I just really liked this - especially the photos:
BBC News - A 13-year-old eagle huntress in Mongolia


----------



## thaddeus6th (May 5, 2014)

Saw this story a little while ago. It reminded me of falconry and prestige, whereby your title gave you the right to a certain bird. I think golden eagles were (technically) only allowed for the two emperors (Holy Roman and Byzantine/Eastern Roman).


----------



## Mouse (May 5, 2014)

A really excellent website I follow (Indie Fashion, Feminism & Alternative Lifestyle | Mookychick) posted this ages ago and I retweeted it on Twitter because I thought it was amazing.


----------



## HareBrain (May 5, 2014)

> A photographer who snapped what could be the world's only girl hunting with a golden eagle says watching her work was an amazing sight.
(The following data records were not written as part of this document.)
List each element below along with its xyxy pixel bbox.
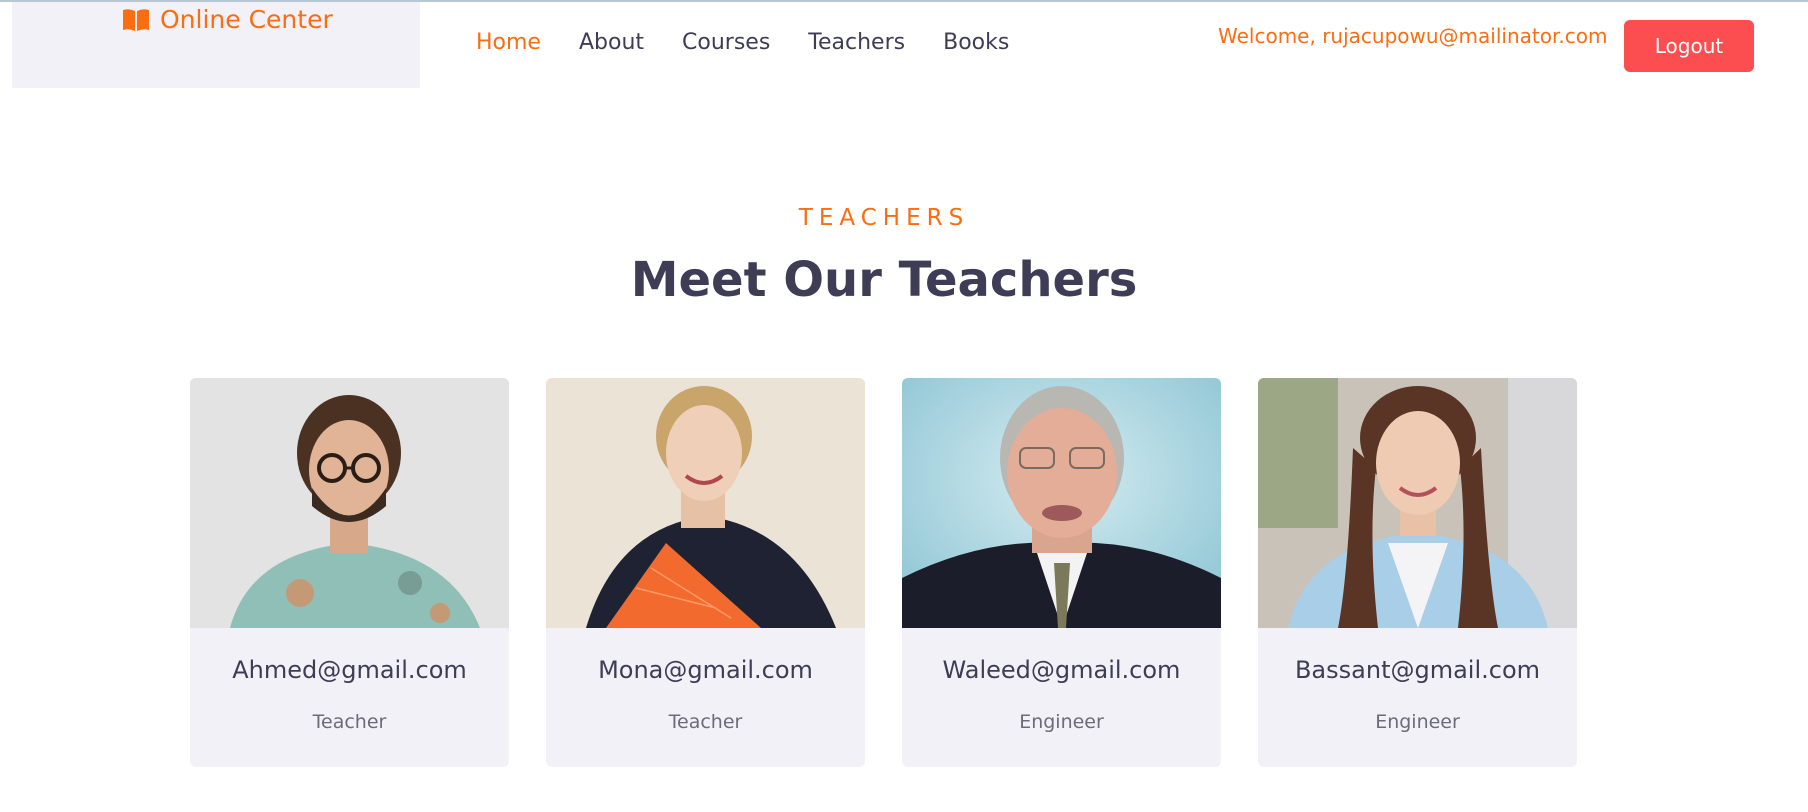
teacher-name: Bassant@gmail.com: [1294, 656, 1541, 684]
teacher-name: Waleed@gmail.com: [942, 656, 1181, 684]
teacher-card[interactable]: Waleed@gmail.com Engineer: [902, 378, 1221, 767]
brand-logo-link[interactable]: Online Center: [122, 5, 333, 34]
logout-button[interactable]: Logout: [1624, 20, 1754, 72]
teacher-photo: [1258, 378, 1577, 628]
welcome-text: Welcome, rujacupowu@mailinator.com: [1218, 24, 1608, 48]
brand-container: Online Center: [12, 2, 420, 88]
brand-name: Online Center: [160, 5, 333, 34]
nav-books[interactable]: Books: [943, 30, 1009, 55]
teacher-name: Mona@gmail.com: [598, 656, 813, 684]
nav-teachers[interactable]: Teachers: [808, 30, 905, 55]
nav-home[interactable]: Home: [476, 30, 541, 55]
teacher-role: Teacher: [312, 711, 387, 733]
teacher-card[interactable]: Mona@gmail.com Teacher: [546, 378, 865, 767]
teacher-card[interactable]: Ahmed@gmail.com Teacher: [190, 378, 509, 767]
book-icon: [122, 8, 150, 32]
nav-about[interactable]: About: [579, 30, 644, 55]
teacher-cards: Ahmed@gmail.com Teacher Mona@gmail.com T…: [190, 378, 1577, 767]
section-kicker: TEACHERS: [798, 205, 970, 231]
section-title: Meet Our Teachers: [630, 252, 1138, 308]
teacher-photo: [902, 378, 1221, 628]
teacher-role: Engineer: [1375, 711, 1460, 733]
main-nav: Home About Courses Teachers Books: [476, 30, 1009, 55]
teacher-card[interactable]: Bassant@gmail.com Engineer: [1258, 378, 1577, 767]
teacher-role: Teacher: [668, 711, 743, 733]
teacher-role: Engineer: [1019, 711, 1104, 733]
teacher-photo: [546, 378, 865, 628]
teacher-photo: [190, 378, 509, 628]
nav-courses[interactable]: Courses: [682, 30, 770, 55]
teacher-name: Ahmed@gmail.com: [232, 656, 467, 684]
I don't think she *is* the world's only girl -- I'm sure I saw some others in town this afternoon.


----------



## Brian G Turner (May 5, 2014)

Yep, it is an old story - the article is dated 14th April. I'd left it open in another browser window meaning to post it here, but forgot about it - until I started closing a few browser windows I no longer needed. I usually have a lot left open.


----------



## Cat's Cradle (May 5, 2014)

I haven't seen this before, so thank you for posting it! Amazing story...what a different world she and her people live in, from ours. I wonder if they ever get past the natural beauty of the place...it's stunningly gorgeous. And to see her hunting with an eagle, with a backdrop of such of grandeur...what an amazing world it is. CC


----------



## MontyCircus (May 7, 2014)

Amazing is the word, yes.  Great pictures!


----------



## BigBadBob141 (May 12, 2014)

Very interesting story, I like the fact that the Eagles are released back into the wild.
Amazing country, fantastic photos.


----------



## Nerds_feather (May 12, 2014)

Awesome. 

Incidentally, there's a lot about falconry/eagle hunting in Elizabeth Bear's Eternal Sky trilogy.


----------